Crisis de valores (1)

Emilio de Miguel Calabia el

(Cicerón preguntándoles a los senadores romanos si no se están perdiendo los valores de la República y que adónde vamos a parar)

Cada generación ha pensado que los jóvenes ya no respetaban los valores de sus mayores y que la sociedad iba camino del desastre. Cicerón en “De Officiis” se lamenta: “¡Oh casa antigua! Pero qué señor tan diferente te tiene.

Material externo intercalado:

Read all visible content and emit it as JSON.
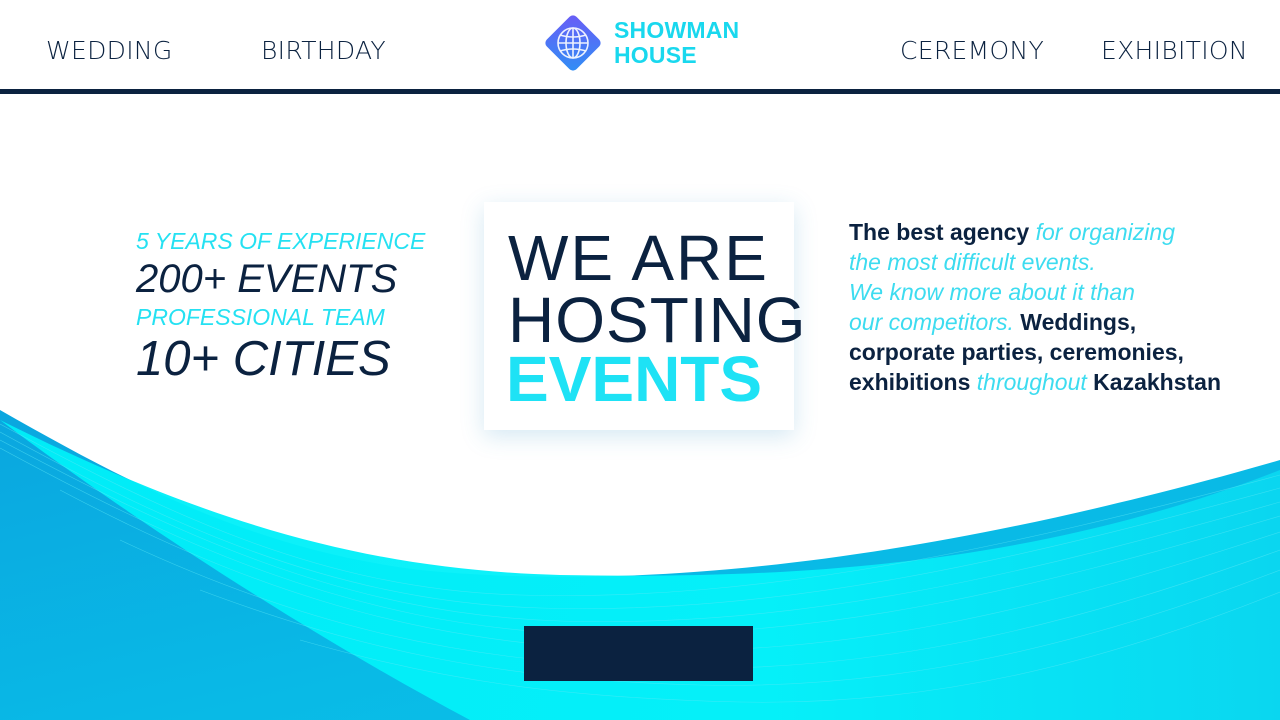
{
  "header": {
    "nav_left": [
      "WEDDING",
      "BIRTHDAY"
    ],
    "nav_right": [
      "CEREMONY",
      "EXHIBITION"
    ],
    "logo": {
      "line1": "SHOWMAN",
      "line2": "HOUSE"
    }
  },
  "stats": {
    "experience": "5 YEARS OF EXPERIENCE",
    "events": "200+ EVENTS",
    "team": "PROFESSIONAL TEAM",
    "cities": "10+ CITIES"
  },
  "hero_card": {
    "line1": "WE ARE",
    "line2": "HOSTING",
    "line3": "EVENTS"
  },
  "description": {
    "l1_strong": "The best agency",
    "l1_light": " for organizing",
    "l2_light": " the most difficult events.",
    "l3_light": " We know more about it than",
    "l4_light": "our competitors. ",
    "l4_strong": "Weddings,",
    "l5_strong": " corporate parties, ceremonies,",
    "l6_strong": " exhibitions",
    "l6_light": " throughout ",
    "l6_strong2": "Kazakhstan"
  },
  "colors": {
    "navy": "#0b2240",
    "cyan": "#1ee2f5",
    "wave_dark": "#0aa8e0",
    "wave_light": "#00f0f8"
  },
  "icons": {
    "logo_mark": "globe-diamond-icon"
  }
}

En las circunstancias actuales esto, ciertamente, puede decirse en muchos casos”. Más cerca de nosotros, Francisco de Quevedo llevó a menudo a sus poemas la corrupción de los valores de la sociedad de su tiempo y la influencia del dinero en esa corrupción: “Y pues es quien hace iguales/ al duque y al ganadero/ poderoso caballero/ es don Dinero (…) Y, pues él rompe recatos/ y ablanda al juez más severo/ poderoso caballero/ es don Dinero.” Y podría citar a Chesterton y su miedo a una sociedad dirigida por políticos entregados a la ingeniería social, a J.R.R. Tolkien, que veía con tristeza cómo el materialismo barría los valores tradicionales de la campiña inglesa…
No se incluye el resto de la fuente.